As simple as that advice sounds, it was a real stumper for me in my youth. How do you love God? I would say to myself. What was it to love this elusive being whom I couldn’t get a handle on? I wanted to, but didn’t know how. It made me feel like a failure at religion. Many things did in those days.
So I gave up religion, and some years later—after I was dragged by my new wife to a class—took up meditation. I sat every day because the teacher said to, also because—though I didn’t especially believe in it—I was intrigued by the idea of meditation; probably also (this was the part I would never have admitted) because I was spiritually at my wit’s end. I’d hit rock bottom. But what I found over time—months and years—is that a certain haze that had settled over my experience (produced by my incessant wants and needs), seemed to disperse, a certain tension, a holding back from life, to loosen and relax. I began to feel as I sat—not all the time, but predictably at some point during most sittings—a feeling of what I now call joy, a physical feeling of being at one with my experience. (It is what Chogyam Trungpa, in his book on Shambhala training, calls magic.) That joy entered my life.
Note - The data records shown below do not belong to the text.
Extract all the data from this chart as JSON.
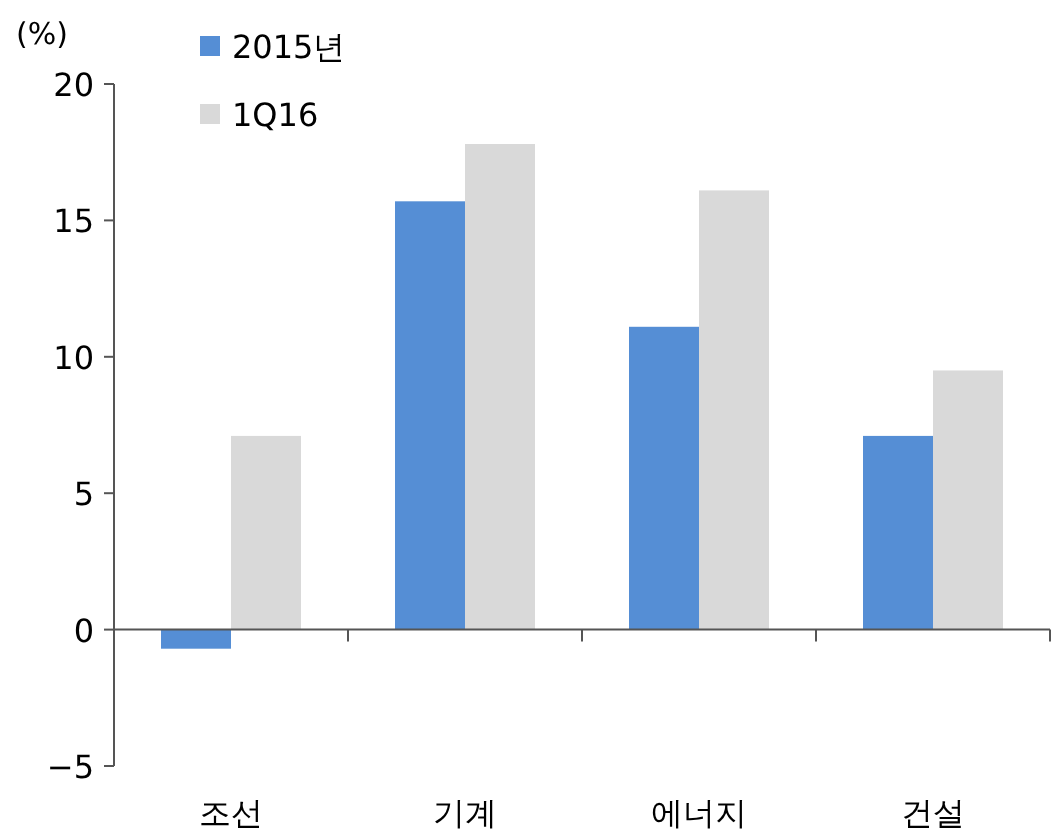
{
  "chart_data": {
    "type": "bar",
    "ylabel": "(%)",
    "categories": [
      "조선",
      "기계",
      "에너지",
      "건설"
    ],
    "series": [
      {
        "name": "2015년",
        "color": "#558ed5",
        "values": [
          -0.7,
          15.7,
          11.1,
          7.1
        ]
      },
      {
        "name": "1Q16",
        "color": "#d9d9d9",
        "values": [
          7.1,
          17.8,
          16.1,
          9.5
        ]
      }
    ],
    "ylim": [
      -5,
      20
    ],
    "yticks": [
      {
        "value": -5,
        "label": "−5"
      },
      0,
      5,
      10,
      15,
      20
    ],
    "legend": "top left"
  }
}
It made me see the world, and live my life, differently. It wasn’t that I loved Life, or Life loved me. It was that love was at the center of everything, and radiated out. The grammarian in me put it this way: love is not a transitive verb. (That means, for you grammatical knuckleheads, that it has no object.)
I think that’s what loving God is. I didn’t try to do it. Trying gets in the way, as I mentioned before. It just happened.
And loving your neighbor comes out of that. It’s not a separate action. It’s the same thing.
I’m not saying I’m never grouchy, or never mean or unloving. I am all the time. But I have found this love at the heart of life. I found it by sitting and doing nothing.
There is an underlying truth to religion, which we discover through what I’m calling meditation, but would just as happily call prayer. And there is an outward form to religion, which Jesus sees in the scribes and priests, and which he describes.
“[They] like to walk around in long robes, and to be greeted with respect in the marketplaces, and to have the best seats in the synagogues and places of honor at banquets! They devour widows’ houses and for the sake of appearances say long prayers.”
Those are the people he’s been disputing. And theirs is the religion he’s come to question.
 The Buddha, confronted by the same question, touched the ground.